Rarement une députée a-t-elle été propulsée aussi rapidement à l'avant-scène. En suggérant Nycole Turmel pour le remplacer à la tête du NPD, Jack Layton a offert le gouvernail du parti à une syndicaliste de carrière décrite comme sympathique mais capable d'être intraitable lorsque la situation l'exige.

«Elle possède l'expérience nécessaire pour assumer ces fonctions. Elle fera un excellent travail en tant que chef intérimaire du NPD», a dit Jack Layton en conférence de presse lundi.

Nycole Turmel, 69 ans, est peu connue du public et pour cause: sa carrière politique a réellement décollé le 2 mai au soir, quand la vague orange qui a déferlé sur le Québec lui a permis de ravir un château fort libéral. La circonscription de Hull-Aylmer, où elle a été élue, avait voté libéral depuis 1914.

La nouvelle chef intérimaire a passé la majeure partie de sa carrière dans le monde syndical, occupant de 2000 à 2006 la présidence du principal syndicat de la fonction publique fédérale. À l'Alliance de la fonction publique du Canada, elle a notamment mené d'intenses négociations avec le gouvernement concernant l'équité salariale.

«Mon plus grand défi sera de soutenir M. Layton pour qu'il puisse se concentrer sur sa santé, a-t-elle dit dans une rare entrevue accordée lundi, à la radio de CBC. Nous avons de nouveaux députés, c'est vrai, mais ce sont des gens super. Je les ai tous rencontrés et je sais qu'ils vont tout faire pour se préparer à la rentrée parlementaire.»

Mme Turmel a accordé cette entrevue peu de temps après l'annonce de sa nomination, qui devra être entérinée mercredi par le conseil fédéral du parti. Elle a ensuite décliné toute nouvelle demande d'entrevue, dont celle de La Presse, et s'est contentée d'envoyer un communiqué laconique.

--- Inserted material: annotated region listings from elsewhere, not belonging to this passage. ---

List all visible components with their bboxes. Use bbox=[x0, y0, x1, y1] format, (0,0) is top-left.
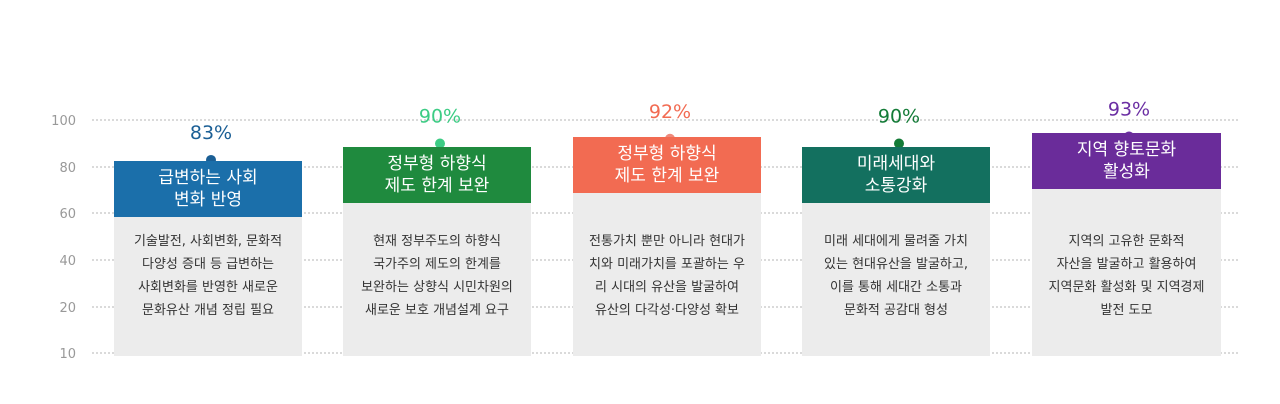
category-header: 지역 향토문화 활성화 bbox=[1032, 133, 1221, 189]
data-label: 90% bbox=[419, 106, 461, 128]
category-label: 미래세대와 소통강화 bbox=[856, 154, 936, 196]
category-description: 전통가치 뿐만 아니라 현대가 치와 미래가치를 포괄하는 우 리 시대의 유산… bbox=[589, 234, 745, 318]
category-label: 지역 향토문화 활성화 bbox=[1076, 140, 1177, 182]
category-description: 기술발전, 사회변화, 문화적 다양성 증대 등 급변하는 사회변화를 반영한 … bbox=[133, 234, 283, 318]
y-tick-label: 80 bbox=[59, 161, 76, 176]
y-tick-label: 10 bbox=[59, 347, 76, 362]
data-label: 92% bbox=[649, 101, 691, 123]
category-description: 현재 정부주도의 하향식 국가주의 제도의 한계를 보완하는 상향식 시민차원의… bbox=[361, 234, 513, 318]
y-tick-label: 40 bbox=[59, 254, 76, 269]
category-header: 급변하는 사회 변화 반영 bbox=[114, 161, 302, 217]
category-label: 정부형 하향식 제도 한계 보완 bbox=[384, 154, 490, 196]
y-tick-label: 20 bbox=[59, 301, 76, 316]
category-description: 미래 세대에게 물려줄 가치 있는 현대유산을 발굴하고, 이를 통해 세대간 … bbox=[824, 234, 968, 318]
category-header: 정부형 하향식 제도 한계 보완 bbox=[573, 137, 761, 193]
data-label: 90% bbox=[878, 106, 920, 128]
y-tick-label: 60 bbox=[59, 207, 76, 222]
category-label: 급변하는 사회 변화 반영 bbox=[158, 168, 258, 210]
data-label: 83% bbox=[190, 122, 232, 144]
category-description: 지역의 고유한 문화적 자산을 발굴하고 활용하여 지역문화 활성화 및 지역경… bbox=[1048, 234, 1205, 318]
value-marker bbox=[435, 138, 445, 149]
value-marker bbox=[894, 138, 904, 149]
data-label: 93% bbox=[1108, 98, 1150, 120]
category-label: 정부형 하향식 제도 한계 보완 bbox=[614, 144, 720, 186]
category-header: 미래세대와 소통강화 bbox=[802, 147, 990, 203]
category-header: 정부형 하향식 제도 한계 보완 bbox=[343, 147, 531, 203]
y-tick-label: 100 bbox=[51, 114, 76, 129]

Dans l'entretien de quelques minutes, elle insiste pour dire que son passage à la tête du parti ne sera que temporaire. «Je ne sais pas quand (Jack Layton) sera de retour. Il a dit à la télé qu'il reviendrait pour la rentrée à l'automne. Il va se concentrer sur ça et nous au parti allons l'aider à y parvenir.»

«Ce sera une difficile période pour le parti parce que M. Layton est un grand leader, a-t-elle continué en anglais. Mais nous avons une équipe solide avec M. Mulcair et les autres députés. Nous allons nous assurer que sa santé soit la priorité de M. Layton et on fera ce qu'il faut pour ça.»

La possible nomination de Mme Turmel à la tête du premier parti de l'opposition en a surpris plusieurs, qui voyaient en Thomas Mulcair un successeur potentiel. Mme Turmel n'a pas expliqué pourquoi on l'avait choisi plutôt que le député d'Outremont, indiquant qu'elle «n'avait pas posé la question».

Mais selon un ancien collègue de Mme Turmel, la nouvelle poiticienne a toutes les compétences pour tenir le fort. «J'ai travaillé pendant six ans sous les ordres de Nycole et je sais qu'elle sera à la hauteur», a dit lundi le président actuel de l'Alliance de la fonction publique du Canada, John Gordon.

Celui qui a succédé à Nycole Turmel à la tête du syndicat note qu'elle occupe déjà les fonctions de présidente du caucus national au NPD. «Il s'agit d'un poste très important», note-t-il.

«Elle comprend les enjeux rapidement, même les plus sensibles. Elle mène les dossiers avec prestance, a-t-il énuméré. C'est aussi une personne très gentille, mais qui peut être très ferme quand la situation l'exige.»

Selon lui, il s'agit d'un choix parfait pour ne pas multiplier les frictions au sein du caucus. «C'est une joueuse d'équipe, qui écoute les gens. Je suis certain qu'elle voit dans cette affectation un état très temporaire. Elle tient le fort en attendant le retour de Jack, comme il le promet, en septembre.»